Pinning down 'material information'
One key to the prosecution's success may be that the government chose to accuse Nacchio only of insider trading, rather than more complicated issues surrounding the company's accounting. Qwest's business had started to slide in 2001 as demand for high-speed data services dried up. The company had come to symbolize the aggressive accounting prevalent in the industry, particularly the ability of carriers to swap network capacity with each other in a manner that produced reported sales and earnings but little in the way of real cash. Carriers such as Global Crossing and WorldCom Communications went bankrupt in the resulting industry slump. Qwest narrowly avoided bankruptcy but did restate more than $2 billion of its revenue and pay hundreds of millions of dollars to settle regulatory and shareholder accusations of sketchy accounting.

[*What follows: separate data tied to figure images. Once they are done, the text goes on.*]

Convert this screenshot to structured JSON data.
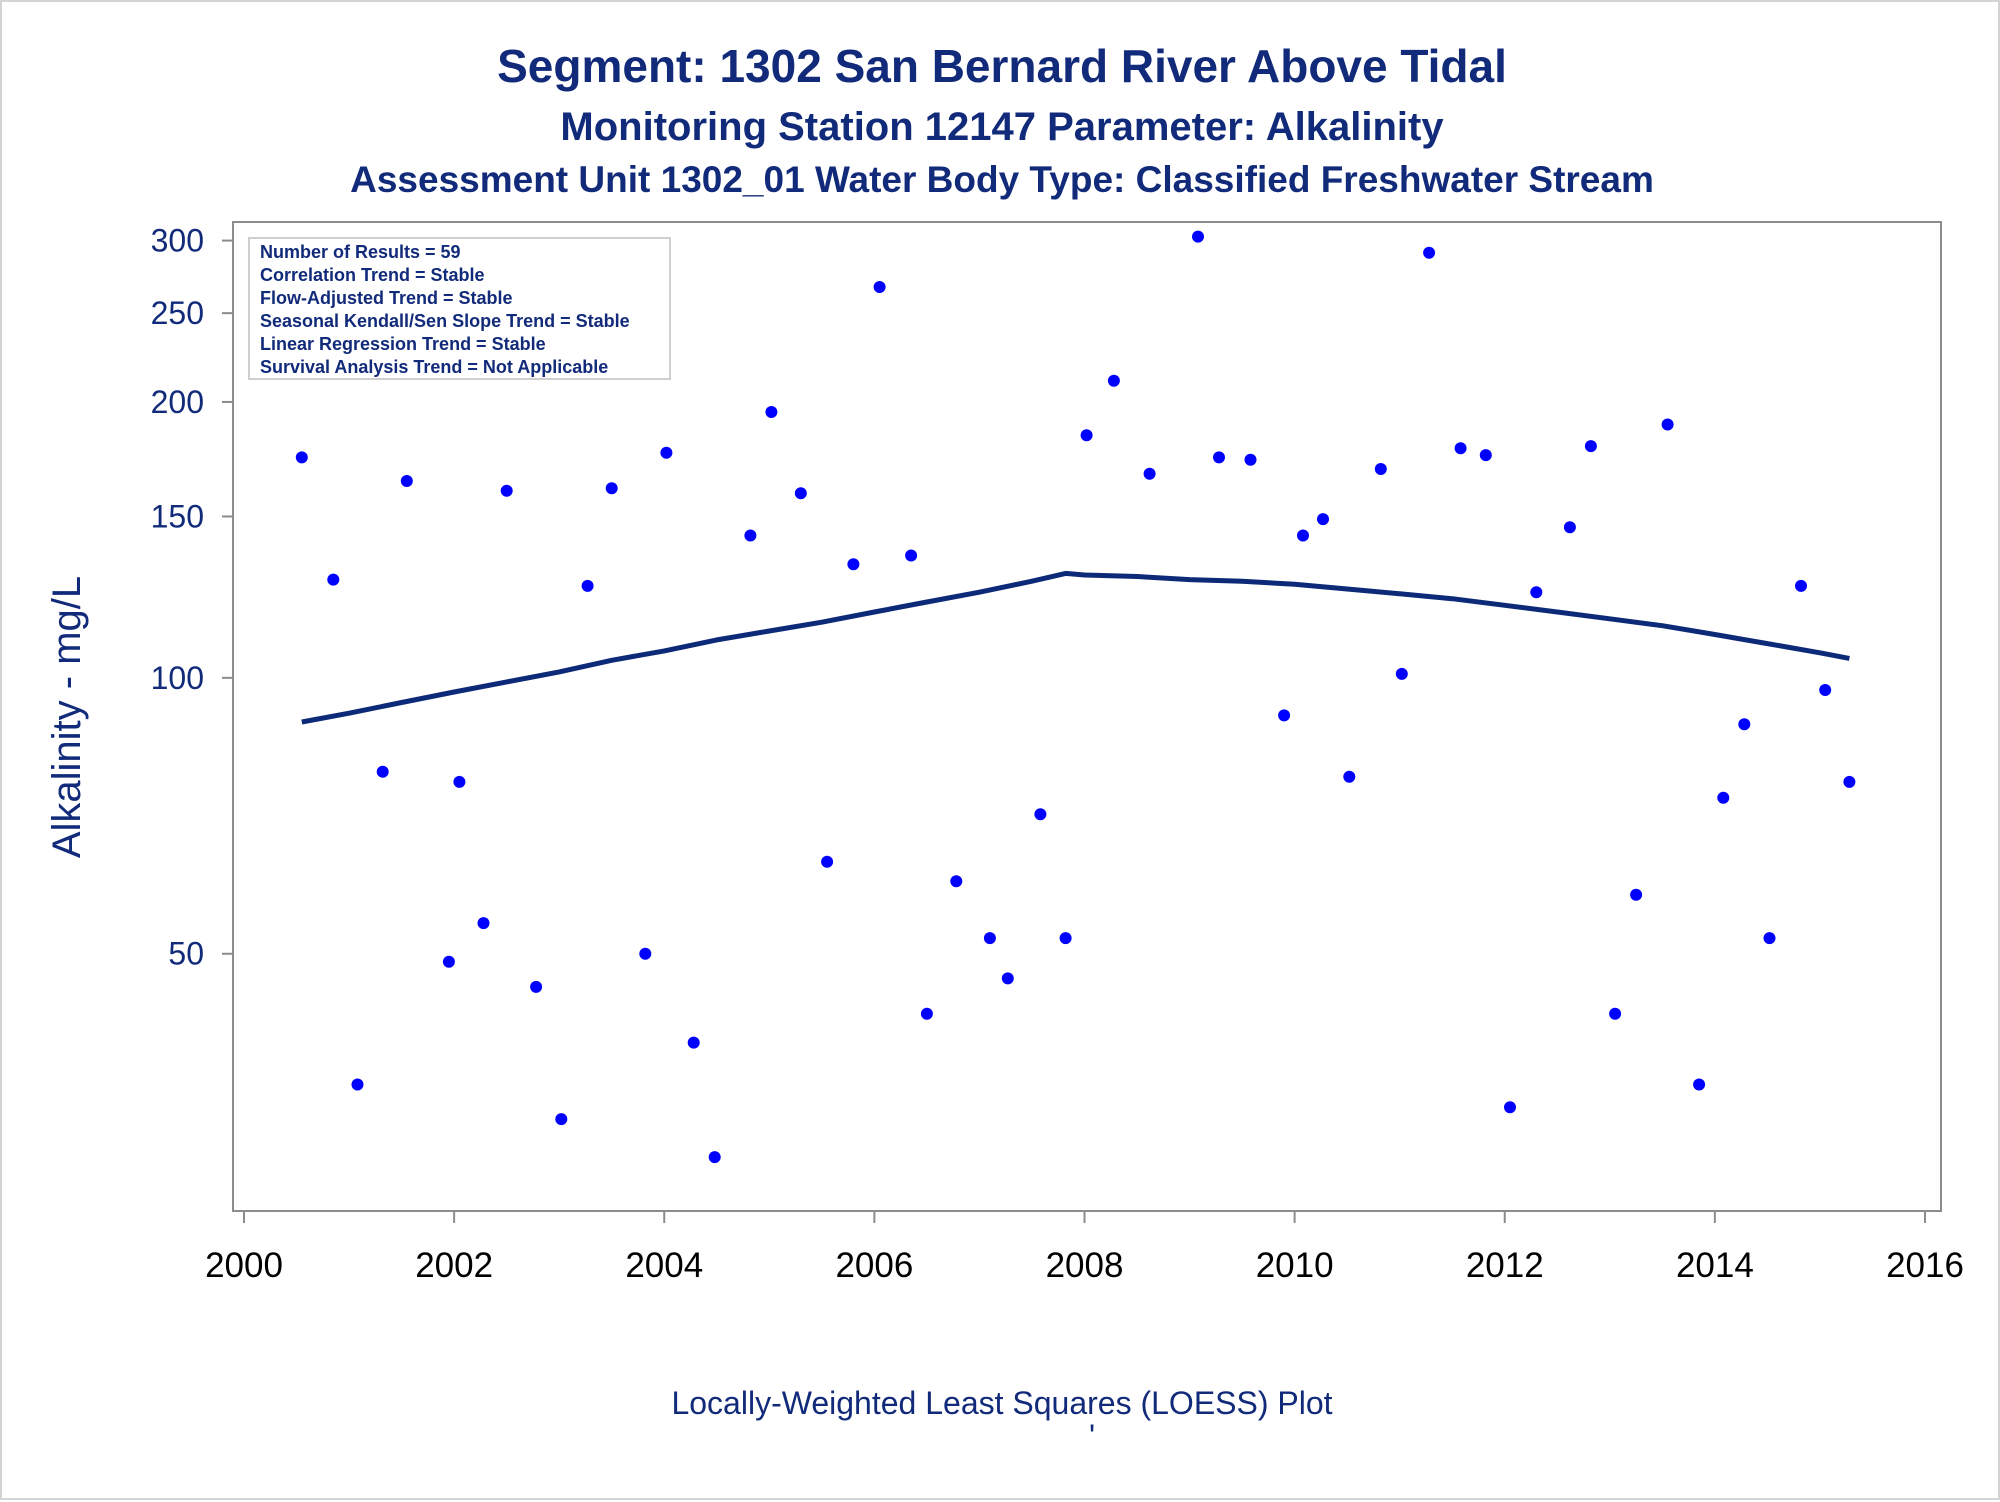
{
  "chart_data": {
    "type": "scatter",
    "title": "Segment: 1302  San Bernard River Above Tidal",
    "subtitle": "Monitoring Station 12147 Parameter: Alkalinity",
    "subtitle2": "Assessment Unit 1302_01   Water Body Type: Classified Freshwater Stream",
    "ylabel": "Alkalinity - mg/L",
    "xlabel": "",
    "footnote": "Locally-Weighted Least Squares (LOESS) Plot",
    "footnote_mark": "'",
    "y_scale": "log",
    "ylim": [
      27,
      305
    ],
    "xlim": [
      2000,
      2016
    ],
    "x_ticks": [
      "2000",
      "2002",
      "2004",
      "2006",
      "2008",
      "2010",
      "2012",
      "2014",
      "2016"
    ],
    "y_ticks": [
      "50",
      "100",
      "150",
      "200",
      "250",
      "300"
    ],
    "grid": false,
    "legend_position": "top-left",
    "stats": [
      "Number of Results = 59",
      "Correlation Trend = Stable",
      "Flow-Adjusted Trend = Stable",
      "Seasonal Kendall/Sen Slope Trend = Stable",
      "Linear Regression Trend = Stable",
      "Survival Analysis Trend = Not Applicable"
    ],
    "colors": {
      "points": "#0000ff",
      "line": "#0d2a78",
      "text": "#112a7a",
      "axis": "#8c8c8c"
    },
    "series": [
      {
        "type": "scatter",
        "x": [
          2000.55,
          2000.85,
          2001.08,
          2001.32,
          2001.55,
          2001.95,
          2002.05,
          2002.28,
          2002.5,
          2002.78,
          2003.02,
          2003.27,
          2003.5,
          2003.82,
          2004.02,
          2004.28,
          2004.48,
          2004.82,
          2005.02,
          2005.3,
          2005.55,
          2005.8,
          2006.05,
          2006.35,
          2006.5,
          2006.78,
          2007.1,
          2007.27,
          2007.58,
          2007.82,
          2008.02,
          2008.28,
          2008.62,
          2009.08,
          2009.28,
          2009.58,
          2009.9,
          2010.08,
          2010.27,
          2010.52,
          2010.82,
          2011.02,
          2011.28,
          2011.58,
          2011.82,
          2012.05,
          2012.3,
          2012.62,
          2012.82,
          2013.05,
          2013.25,
          2013.85,
          2013.55,
          2014.08,
          2014.28,
          2014.52,
          2014.82,
          2015.05,
          2015.28
        ],
        "y": [
          174,
          128,
          36,
          79,
          164,
          49,
          77,
          54,
          160,
          46,
          33,
          126,
          161,
          50,
          176,
          40,
          30,
          143,
          195,
          159,
          63,
          133,
          267,
          136,
          43,
          60,
          52,
          47,
          71,
          52,
          184,
          211,
          167,
          303,
          174,
          173,
          91,
          143,
          149,
          78,
          169,
          101,
          291,
          178,
          175,
          34,
          124,
          146,
          179,
          43,
          58,
          36,
          189,
          74,
          89,
          52,
          126,
          97,
          77
        ]
      },
      {
        "type": "line",
        "name": "LOESS",
        "x": [
          2000.55,
          2001.0,
          2001.5,
          2002.0,
          2002.5,
          2003.0,
          2003.5,
          2004.0,
          2004.5,
          2005.0,
          2005.5,
          2006.0,
          2006.5,
          2007.0,
          2007.5,
          2007.82,
          2008.0,
          2008.5,
          2009.0,
          2009.5,
          2010.0,
          2010.5,
          2011.0,
          2011.5,
          2012.0,
          2012.5,
          2013.0,
          2013.5,
          2014.0,
          2014.5,
          2015.0,
          2015.28
        ],
        "y": [
          89.5,
          91.5,
          94.0,
          96.5,
          99.0,
          101.5,
          104.5,
          107.0,
          110.0,
          112.5,
          115.0,
          118.0,
          121.0,
          124.0,
          127.5,
          130.0,
          129.5,
          129.0,
          128.0,
          127.5,
          126.5,
          125.0,
          123.5,
          122.0,
          120.0,
          118.0,
          116.0,
          114.0,
          111.5,
          109.0,
          106.5,
          105.0
        ]
      }
    ]
  }
}
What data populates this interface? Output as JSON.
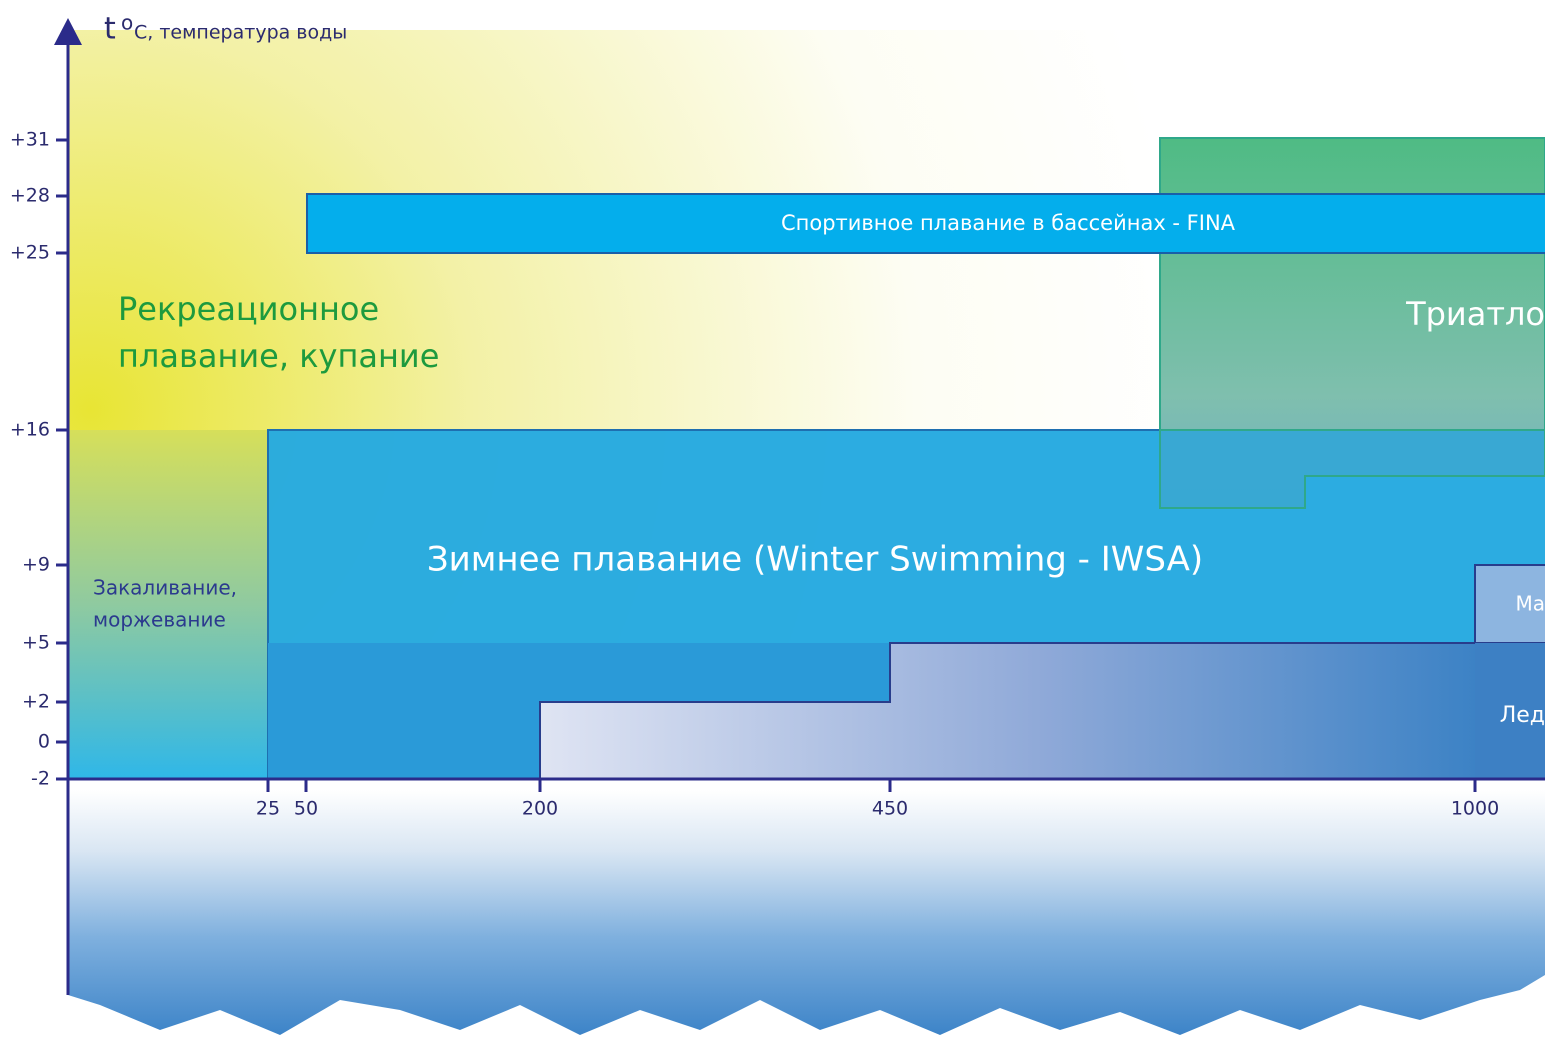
{
  "axis_title": {
    "symbol": "t",
    "degree": "o",
    "text": "C, температура воды"
  },
  "y_ticks": [
    "+31",
    "+28",
    "+25",
    "+16",
    "+9",
    "+5",
    "+2",
    "0",
    "-2"
  ],
  "x_ticks": [
    "25",
    "50",
    "200",
    "450",
    "1000"
  ],
  "zones": {
    "recreational": [
      "Рекреационное",
      "плавание, купание"
    ],
    "fina": "Спортивное плавание в бассейнах - FINA",
    "triathlon": "Триатло",
    "winter": "Зимнее плавание (Winter Swimming - IWSA)",
    "hardening": [
      "Закаливание,",
      "моржевание"
    ],
    "marathon": "Ма",
    "ice": "Лед"
  }
}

Jay Brown, a professor at the University of Denver who has been following the case on his securities law blog, theracetothebottom.org, says the fact that the jurors found Nacchio innocent on the earlier charges suggests they believe he may not have known the earnings targets were too ambitious in the early months of the year, but that after the March close of the first quarter, business conditions were probably more clear.

Prosecutors brought in two securities analysts who had voiced concerns at the time about Qwest's continuing ability to engage in network swaps with other carriers. They testified that the deterioration of that part of Qwest's business was relevant to investors. "I found it odd that the defense never addressed that," Brown says.

With a line reminiscent of attorney Johnnie Cochran's famous, "If it doesn't fit, you must acquit," in the O.J. Simpson trial, federal prosecutor Colleen Conry summed up the case as: "If you don't tell, you can't sell." That appears to have resonated with the jurors. On the fourth day of their deliberations, they asked U.S. District Judge Edward Nottingham to reread for them the definition of "material information." Nottingham read from jury instructions that include a definition as any information "a reasonable investor would consider important in deciding to act."

A costly gamble
The defense, meanwhile, may have taken a risk by not allowing Nacchio on the stand to defend himself. The relatively short, two-day defense included an appearance by Qwest founder and former co-chairman Philip Anschutz, who testified that he had tried to keep Nacchio at the company after the executive expressed a desire to leave to care for his suicidal son. A Nacchio appearance, on the other hand, might have included testimony that he believed a large and secret government contract was coming that would have helped the company meet its earnings targets. Speculation about such a defense began circulating before the trial, but never came up in testimony.

"They went with defense-lite," says Peter Henning, a professor of law at Wayne State University who also maintains a white-collar crime blog. "They didn't want to put him on the stand and deal with cross-examination. It's a calculated risk in any prosecution." In this case, it's a bet that may have cost Nacchio his freedom.